Experience Classicsonline


This is music of stunning beauty. Lassus was perhaps the least performed - certainly the least recorded - of the great triumvirate of composers of Renaissance polyphony with Victoria and Palestrina. He was more prolific than his Spanish and Italian opposite numbers. His work was also more influential and spanned a wider variety of forms.
There is another recording of the Missa 'Vinum Bonum': on Decca 444335 with King's, Cambridge, under Stephen Cleobury. That CD presents the Mass as a unit. On the present CD Jeffrey Skidmore has chosen to record well over a dozen other items by the Franco-Flemish composer; they are heard between the movements of the mass - as would probably have been the practice during its performance in the Renaissance.
The CD is not, though, a liturgical 'reconstruction' of any one occasion or of a putative 'incarnation' of the music merely for modern effect or novelty. Such an approach does highlight the aspect of the Parody mass (one which quotes) that relies on familiarity with the quoted melodies, themes and even textures and harmonic moments. Listeners have both the 'source' material and the 'elevated' import of the mass in mind almost simultaneously and almost continually.

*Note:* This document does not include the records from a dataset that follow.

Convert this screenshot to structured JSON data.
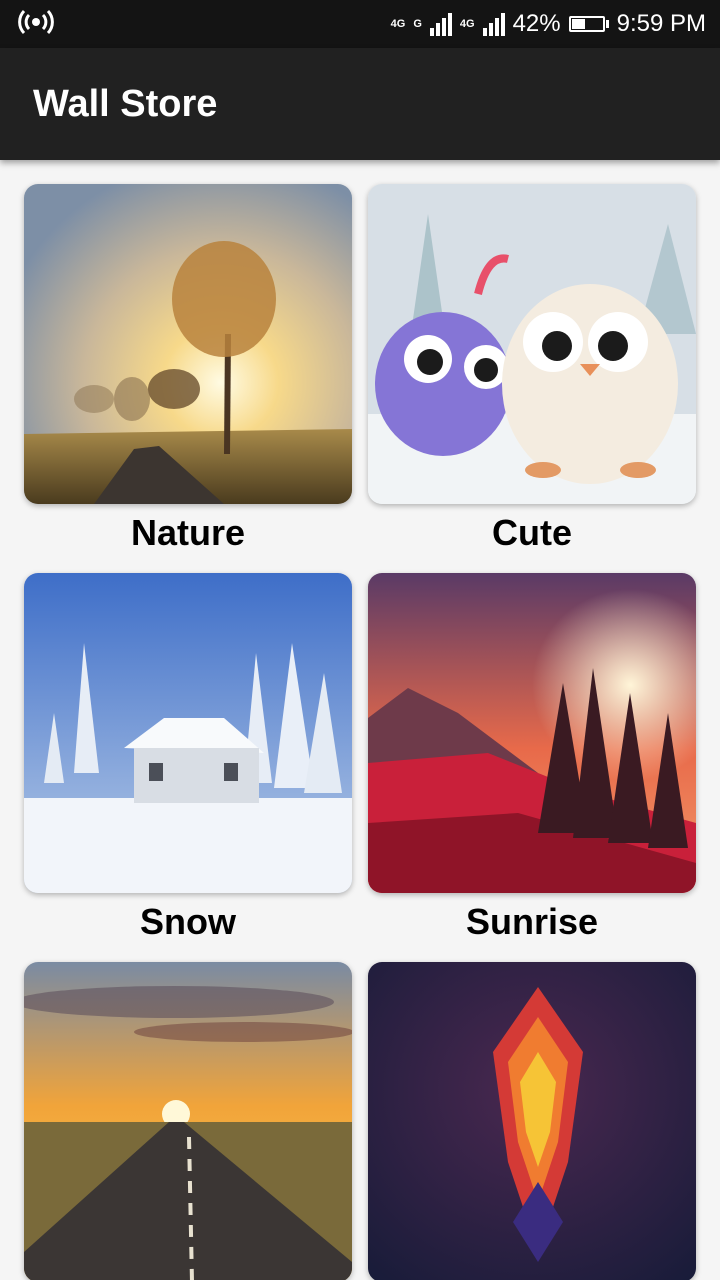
{
  "status_bar": {
    "hotspot_icon": "wifi-hotspot-icon",
    "network_1": "4G",
    "network_1_sub": "G",
    "network_2": "4G",
    "battery_percent": "42%",
    "battery_level": 0.42,
    "time": "9:59 PM"
  },
  "app_bar": {
    "title": "Wall Store"
  },
  "categories": [
    {
      "label": "Nature"
    },
    {
      "label": "Cute"
    },
    {
      "label": "Snow"
    },
    {
      "label": "Sunrise"
    },
    {
      "label": ""
    },
    {
      "label": ""
    }
  ]
}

Some listeners, for sure, may prefer the impact of the Mass in its conventional five or six movement form to be 'uninterrupted'. Each movement of the Missa ad imitationem Vinum bonum begins with a paraphrase of the opening of the motet (by Lassus) of the same name - although more freely so in the case of the Sanctus and Agnus Dei. Each movement - again with the exception of the Sanctus - also ends with an evocation of the motet. Even were you to overlook these facts, and/or to discount current understanding of contemporary practice, which probably favoured such interspersing, the richness and variety of the sequence is a winning one.

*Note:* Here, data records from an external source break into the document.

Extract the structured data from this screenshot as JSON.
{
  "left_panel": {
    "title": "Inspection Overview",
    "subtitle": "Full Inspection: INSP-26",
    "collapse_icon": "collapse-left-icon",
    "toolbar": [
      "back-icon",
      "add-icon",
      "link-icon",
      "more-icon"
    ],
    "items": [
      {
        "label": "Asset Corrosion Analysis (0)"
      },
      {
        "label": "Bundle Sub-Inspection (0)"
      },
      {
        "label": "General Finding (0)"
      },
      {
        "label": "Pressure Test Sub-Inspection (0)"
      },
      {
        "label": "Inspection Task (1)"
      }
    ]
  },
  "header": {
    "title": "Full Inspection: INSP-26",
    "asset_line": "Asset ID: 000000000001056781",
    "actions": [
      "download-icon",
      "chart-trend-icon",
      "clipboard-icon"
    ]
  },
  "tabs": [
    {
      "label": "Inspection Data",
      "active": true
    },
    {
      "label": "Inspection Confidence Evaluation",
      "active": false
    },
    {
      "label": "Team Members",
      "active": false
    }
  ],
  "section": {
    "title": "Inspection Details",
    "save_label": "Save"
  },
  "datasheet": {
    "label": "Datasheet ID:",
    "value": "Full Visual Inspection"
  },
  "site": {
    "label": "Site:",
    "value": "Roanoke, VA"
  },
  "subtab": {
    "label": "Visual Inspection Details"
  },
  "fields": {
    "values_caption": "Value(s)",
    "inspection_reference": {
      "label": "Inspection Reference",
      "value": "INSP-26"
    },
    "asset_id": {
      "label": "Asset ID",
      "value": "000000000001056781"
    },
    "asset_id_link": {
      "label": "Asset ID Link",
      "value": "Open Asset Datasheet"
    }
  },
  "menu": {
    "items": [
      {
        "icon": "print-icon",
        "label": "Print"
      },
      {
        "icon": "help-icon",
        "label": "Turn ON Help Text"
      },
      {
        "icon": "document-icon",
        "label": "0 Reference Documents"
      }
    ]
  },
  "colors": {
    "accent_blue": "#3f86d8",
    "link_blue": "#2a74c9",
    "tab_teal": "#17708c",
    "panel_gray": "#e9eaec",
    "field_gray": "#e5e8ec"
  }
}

The singing is superb: idiomatic, unhurried yet always bending towards conveying the sublime, the venerating, the sensitive and the divine. The wonderful Quam pulchra es [tr.11] is a good example: unhurried, reflective, self-aware articulation of Lassus' lines and colourful harmonies. Yet it is never cloying, dallying and never spectacular.
There must have been a temptation to play to the fact that the original motet (published in 1570) and the Mass which drew on it (published seven years later) probably originated in less than sanctified drinking songs as much as - or perhaps even as an inspired extension of - in Christ's more sanctified miracle with water and wine. Yet Ex Cathedra sing at all times with decorum and style; never stiffly. Rather, they emphasise the transcendental nature of Lassus' approach to illuminating his texts and composing music of such elevation.

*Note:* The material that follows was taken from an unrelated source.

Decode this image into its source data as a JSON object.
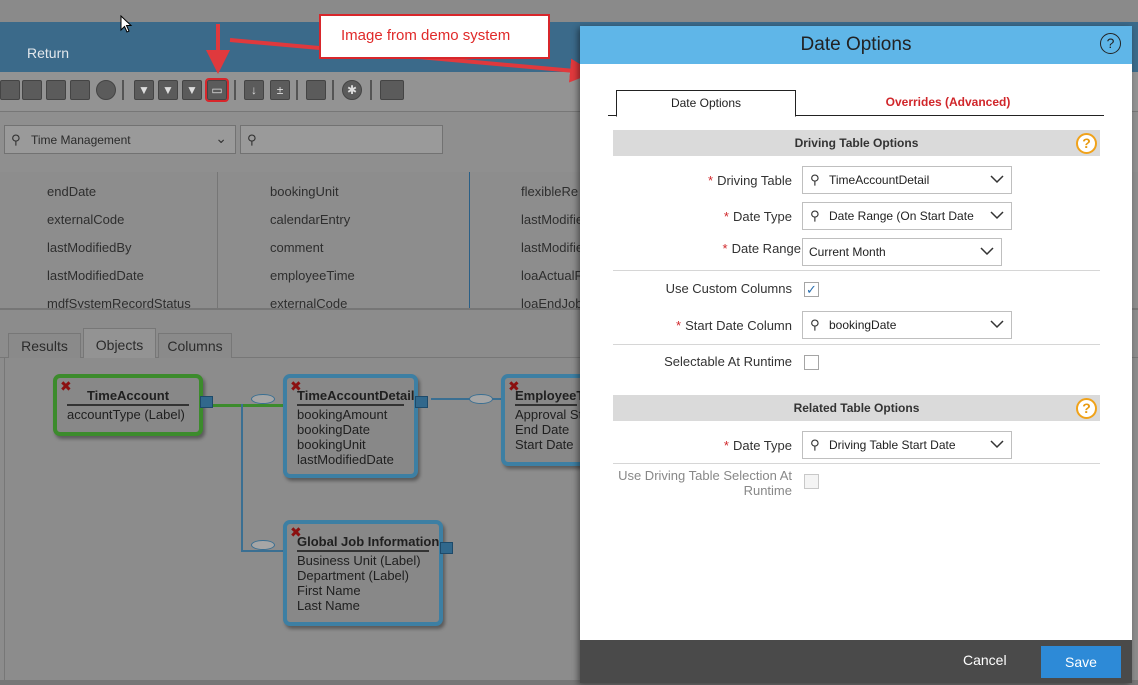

His Majestys Sagbutts & Cornetts consist of two of the former and six players of eight (two altos, four tenors, two bases) of the latter. Their contribution is as sensitive as it is technically persuasive. Rarely 'symphonic', as would be inappropriate, their playing is in places perhaps a little too 'crafted' - as at the start of the Bicinium IX [tr.17], which scarcely needs the hint of mystery that they bring to it, for instance. This is particularly true since Ex Cathedra and Skidmore otherwise rightly rely on the burden of the texts for the music to make its fullest impact. In all other respects, the singing is highly polished. There are some gloriously high notes throughout the works here.
The recording is from 1995; this CD from Alto is a re-issue of ASV Gaudeamus CDGAU 150. Its acoustic is perhaps a little 'roomy' and slightly less than crystalline. Neither overdriven nor unduly reverberant, whichever hall or room at Oscott College in Sutton Coldfield was used certainly adds its own personality and brings a tinge of distance to the projection of the individual voices. This may tend to tire listeners on repeated sessions with the CD as they 'reach' for the clarity of Lassus' music. Untrammelled reception of a work like the Christus resurgens [tr.13] is needed.
The CD's booklet has a good introductory essay on Lassus, his historical and musical context and the music to be heard here. The texts in Latin and English are reproduced in full - though in a tiny font.
Those new to the heights of Lassus will not be disappointed with this CD. If you have the Cleobury recording, it represents a different perspective. If you routinely make recordings of Lassus a priority, there is no real or pressing reason not to include this one.